The Dome That Survived

About 600 meters from Ferdowsi's tomb stands the Haruniyeh Dome, a monument built in the fourteenth century on the ruins of Tabran itself. The structure may have served as a monastery or a tomb; scholars still debate its original purpose. Its brickwork is austere and powerful, a geometric statement rising from the rubble of the old city. Beside it sits a small monument to Imam Mohammad Ghazali, the twelfth-century philosopher whose works on theology and mysticism influenced Islamic thought for centuries. That Ghazali's memorial stands beside a structure whose function remains uncertain is fitting. Tus was a city of thinkers, and thinkers leave behind questions as often as answers.

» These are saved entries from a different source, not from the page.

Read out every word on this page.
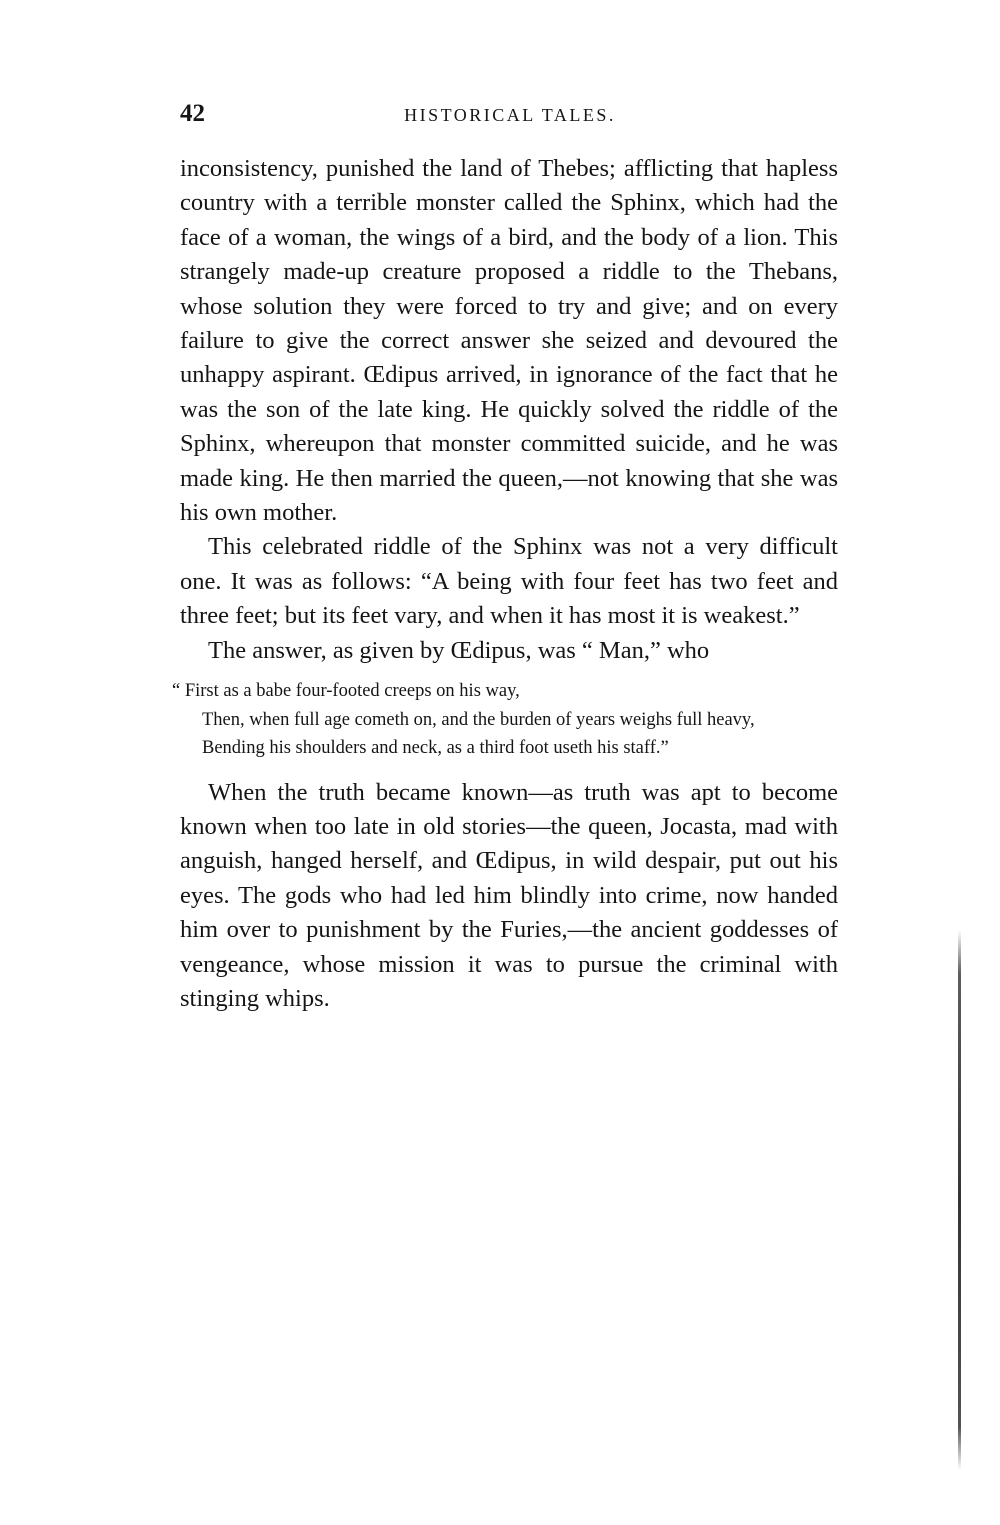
42	HISTORICAL TALES.

inconsistency, punished the land of Thebes; afflicting that hapless country with a terrible monster called the Sphinx, which had the face of a woman, the wings of a bird, and the body of a lion. This strangely made-up creature proposed a riddle to the Thebans, whose solution they were forced to try and give; and on every failure to give the correct answer she seized and devoured the unhappy aspirant. Œdipus arrived, in ignorance of the fact that he was the son of the late king. He quickly solved the riddle of the Sphinx, whereupon that monster committed suicide, and he was made king. He then married the queen,—not knowing that she was his own mother.

This celebrated riddle of the Sphinx was not a very difficult one. It was as follows: “A being with four feet has two feet and three feet; but its feet vary, and when it has most it is weakest.”

The answer, as given by Œdipus, was “ Man,” who

“ First as a babe four-footed creeps on his way,

Then, when full age cometh on, and the burden of years weighs full heavy,

Bending his shoulders and neck, as a third foot useth his staff.”

When the truth became known—as truth was apt to become known when too late in old stories—the queen, Jocasta, mad with anguish, hanged herself, and Œdipus, in wild despair, put out his eyes. The gods who had led him blindly into crime, now handed him over to punishment by the Furies,—the ancient goddesses of vengeance, whose mission it was to pursue the criminal with stinging whips.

The Oldest Mosque in Khorasan

Archaeological excavations around the Haruniyeh Dome uncovered something remarkable: the remnants of Tabran's grand mosque, measuring 96 meters in length and 53 meters in width, located about 150 meters southwest of the dome. It is the oldest mosque discovered in Khorasan province and one of the earliest in all of Iran. The mosque's scale suggests a city of considerable population and religious importance. In 1996, the entire site -- gates, citadel, ramparts, and the remains of Tabran -- was registered on Iran's National Heritage List. In 2017, the Tus Cultural Landscape, including Tabran's remnants, was inscribed on UNESCO's Tentative List for World Heritage status, recognized for its role in illustrating regional historical and literary heritage.

The Poet's Country

Ferdowsi was born around 940 CE in a village near Tus. He began the Shahnameh to fund his daughter's dowry and spent more than three decades completing it, drawing on a prose compilation of Iranian mythical and historical narratives that had circulated in the region. The poem became the cornerstone of Persian cultural identity, preserving the language during centuries of Arab and Turkic political dominance. His renovated tomb, set in a garden near the ruins of Tabran, draws visitors who come not just to honor a poet but to stand at the source of a literary tradition. The landscape between the Binalud mountains to the south and the Hezar Masjid mountains to the north remains much as it was a thousand years ago -- windswept, wide, and spare. It is country that demands endurance. Ferdowsi's epic demanded the same.

From the Air

Located at 36.486N, 59.518E, approximately 24 km north of central Mashhad. The ruins of the clay walls and citadel of Tabran are visible from altitude as earthwork patterns against the landscape, situated between the Binalud mountain range to the south and the Hezar Masjid range to the north. The renovated Tomb of Ferdowsi, with its modern garden complex, is the most prominent landmark in the area. Nearest airport is Mashhad Shahid Hasheminejad International (ICAO: OIMM), about 30 km to the south-southeast. Best viewed at 2,000-4,000 feet AGL to distinguish the wall remnants and dome structures.